As had happened when the Liberals were in opposition, when the Conservatives were out of power some leading politicians tended to be more favourable to the idea that some women should be given the vote. One reason for this change was their calculation that the women they were targeting – middle and upper class women who were most likely to get the vote on the same basis as men – would be likely to vote Conservative. When they returned to power in 1886 they ‘gave “all aid short of help” to the movement despite their support for it before this’. Unfortunately for the suffrage movement they were in power until 1905 except for a brief period between 1892 and 1895 when in fact they had the balance of power.
One consequence of the Third Reform Act was the substantial increase in the number of voters and the need for the political parties to have some form of political organisation to maintain the support of these voters. Gladstone’s legislation on corrupt electoral practices and the limits this set on campaign exposure gave ‘a perfect opportunity to engage the legions of women eager to help friends and relatives campaigning for office’. From the 1880s the main political parties began to make use of the time and energy that women who supported them were prepared to donate. 1883 saw the Conservative Party’s Primrose League set up. It was hierarchical, offering different memberships at different rates to upper and lower classes. It was an immediate success with women but what is most striking is that it was a body which incorporated men and women rather than segregating them. Full women members regularly convened political meetings, brought voters to the polls on election days, and distributed campaign literature to small and remote villages. The League did not campaign in favour of women’s suffrage, but made it clear that it’s members were free to support women’s suffrage if they wished.
Also set up at the same time were Women’s Liberal Associations. These were set up to combat many Liberals’ indifference to women’s suffrage. Their growth accelerated after the success of the Primrose League but differed in that all the members were women. In 1887 they came under the control of the Women’s Liberal Federation. The experience women gained from WLAs was similar to the Primrose League, however once part of the Women’s Federal Association they attempted to broaden their membership base, often enlisting professional women of the temperance (anti-alcohol) and moral reform movement. As a result, WLA members learned not only to face the general public in door-to-door canvassing, but to confront male politicians in local meetings. Inevitably, they were introduced to the techniques of practical electioneering, and many learned their lessons well.

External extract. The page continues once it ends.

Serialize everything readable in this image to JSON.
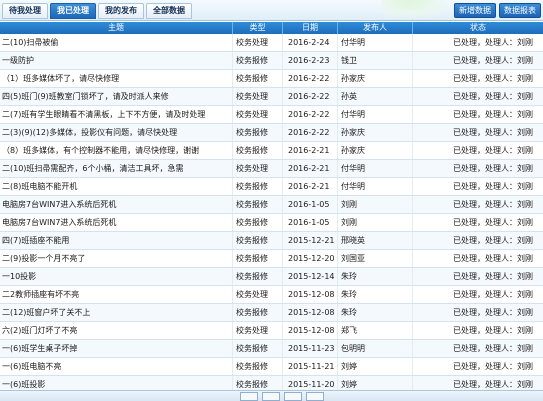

At about the same time as the split in the Liberal Party (shortly after the Third Reform Bill had been passed) there was also a split in the women’s suffrage movement. The main body of Liberal women remained strongly behind Gladstone, others such as Millicent Garrett Fawcett, became Liberal Unionists. Divisions were further intensified in 1888 when the central committee of the National Society for Women’s Suffrage (NSWS) attempted to change the way in which the organisation was structured. This caused the NSWS to split into two different groups, one supporting the new rules – the Central National Society for Women’s Suffrage (later the Parliament Street Society) - and one sticking to the old rules – the Central Committee of the National Society for Women’s Suffrage. It is thought that all these divisions did not help the suffrage movement during this time. Further divisions arose in 1888 over the question of different rights for married and single women and then again in July 1889 when a new group split off the Parliament Street Society - called the Women’s Franchise League (WFL). This group argued that married women should be included in any legislation giving women the vote. Also they had a wider women’s rights objective and so attracted a more radical membership. Their first leader was Elizabeth Wolstenholme Elmy, but she was soon replaced by Ursula Bright and Emmeline Pankhurst. When Elizabeth Elmy was ousted from the leadership she set up yet another group, the Women’s Emancipation League.

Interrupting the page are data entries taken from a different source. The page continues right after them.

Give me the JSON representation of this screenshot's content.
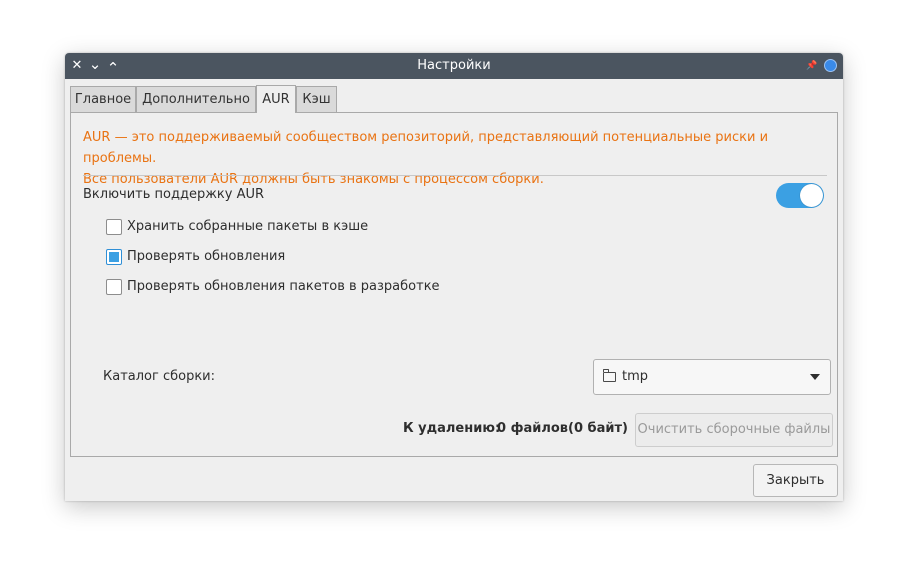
{
  "window": {
    "title": "Настройки",
    "titlebar_buttons": {
      "close": "✕",
      "minimize": "⌄",
      "maximize": "⌃",
      "pin": "📌"
    }
  },
  "tabs": [
    {
      "label": "Главное",
      "active": false
    },
    {
      "label": "Дополнительно",
      "active": false
    },
    {
      "label": "AUR",
      "active": true
    },
    {
      "label": "Кэш",
      "active": false
    }
  ],
  "aur": {
    "notice_line1": "AUR — это поддерживаемый сообществом репозиторий, представляющий потенциальные риски и проблемы.",
    "notice_line2": "Все пользователи AUR должны быть знакомы с процессом сборки.",
    "enable_label": "Включить поддержку AUR",
    "enable_state": true,
    "options": [
      {
        "label": "Хранить собранные пакеты в кэше",
        "checked": false
      },
      {
        "label": "Проверять обновления",
        "checked": true
      },
      {
        "label": "Проверять обновления пакетов в разработке",
        "checked": false
      }
    ],
    "build_dir_label": "Каталог сборки:",
    "build_dir_value": "tmp",
    "summary_label": "К удалению:",
    "summary_files": "0 файлов",
    "summary_size": "(0 байт)",
    "clean_button": "Очистить сборочные файлы"
  },
  "footer": {
    "close_button": "Закрыть"
  },
  "colors": {
    "titlebar": "#4b5560",
    "accent": "#3ba0e3",
    "warning_text": "#e97313"
  }
}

Whilst there is no doubt that this splintering of the movement in the late 1880s did not increase its chance of success, these divisions within the movement should not be exaggerated. There was always a basic unity of purpose within the movement. This view is confirmed by the fact that both the Parliament Street Society and the Central Committee of the National Society for Women’s Suffrage cooperated with each other in the build up to the 1894 Local Government Act which gave married women the same rights as single women to vote in local government elections, to become Poor Law Guardians and to join School Boards. This Act was a significant advance for married women and removed a source of division between the Suffrage Societies. This led to a conference of all Suffrage Societies in 1896. Speakers at the Conference stressed that the ‘political difficulty’ within the movement need not divide it since Women’s Suffrage was a non-party issue.

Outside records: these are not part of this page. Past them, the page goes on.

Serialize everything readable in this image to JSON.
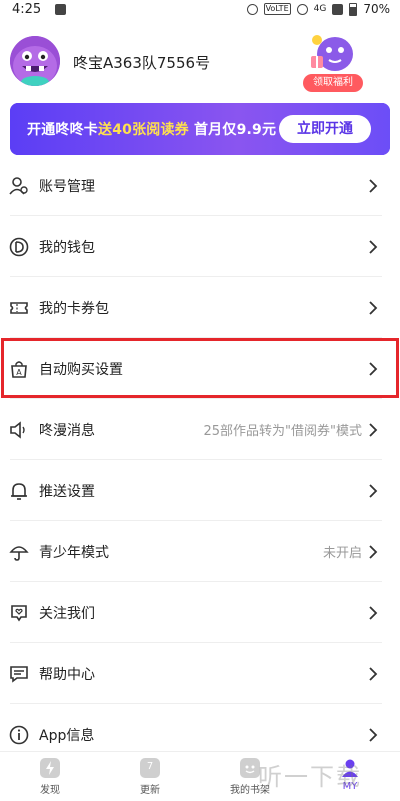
{
  "status_bar": {
    "time": "4:25",
    "network_tag": "VoLTE",
    "signal_label": "4G",
    "battery": "70%"
  },
  "profile": {
    "username": "咚宝A363队7556号",
    "welfare_label": "领取福利"
  },
  "banner": {
    "text_prefix": "开通咚咚卡",
    "text_highlight": "送40张阅读券",
    "text_suffix": " 首月仅9.9元",
    "button_label": "立即开通",
    "colors": {
      "background": "#6a3ff0",
      "highlight": "#ffe14d"
    }
  },
  "menu": {
    "items": [
      {
        "label": "账号管理",
        "icon": "account-icon"
      },
      {
        "label": "我的钱包",
        "icon": "wallet-icon"
      },
      {
        "label": "我的卡券包",
        "icon": "coupon-icon"
      },
      {
        "label": "自动购买设置",
        "icon": "auto-buy-icon"
      },
      {
        "label": "咚漫消息",
        "icon": "speaker-icon",
        "value": "25部作品转为\"借阅券\"模式"
      },
      {
        "label": "推送设置",
        "icon": "bell-icon"
      },
      {
        "label": "青少年模式",
        "icon": "umbrella-icon",
        "value": "未开启"
      },
      {
        "label": "关注我们",
        "icon": "heart-card-icon"
      },
      {
        "label": "帮助中心",
        "icon": "chat-icon"
      },
      {
        "label": "App信息",
        "icon": "info-icon"
      }
    ]
  },
  "bottom_nav": {
    "items": [
      {
        "label": "发现",
        "icon": "discover-icon"
      },
      {
        "label": "更新",
        "icon": "calendar-icon",
        "badge": "7"
      },
      {
        "label": "我的书架",
        "icon": "bookshelf-icon"
      },
      {
        "label": "MY",
        "icon": "my-icon",
        "active": true
      }
    ]
  },
  "watermark": "听一下载",
  "accent_color": "#6a3ff0",
  "highlight_color": "#e5262b"
}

Suffragists from all groups worked together to organise a petition in support of the franchise. In 1897 this petition was presented to Parliament and used to back the Women’s Suffrage Bill, which although did not become law, did get past its second reading and was a catalyst for the formation of the National Union of Women’s Suffrage Societies (NUWSS) with Mrs Millicent Garrett Fawcett as it’s president. Between 1897 and 1903 the NUWSS coordinated the campaign for women’s suffrage and it remained the focus of the constitutionalist approach after 1903.
Although, in terms of political gains for the suffragists these 23 years may have seemed to have gained very little, in fact they were invaluable in equipping the movement with knowledge and experience of political campaigning as well as raising the profile of women in the political arena. Without the work put in by women during this time gains made in later years would have been harder to achieve.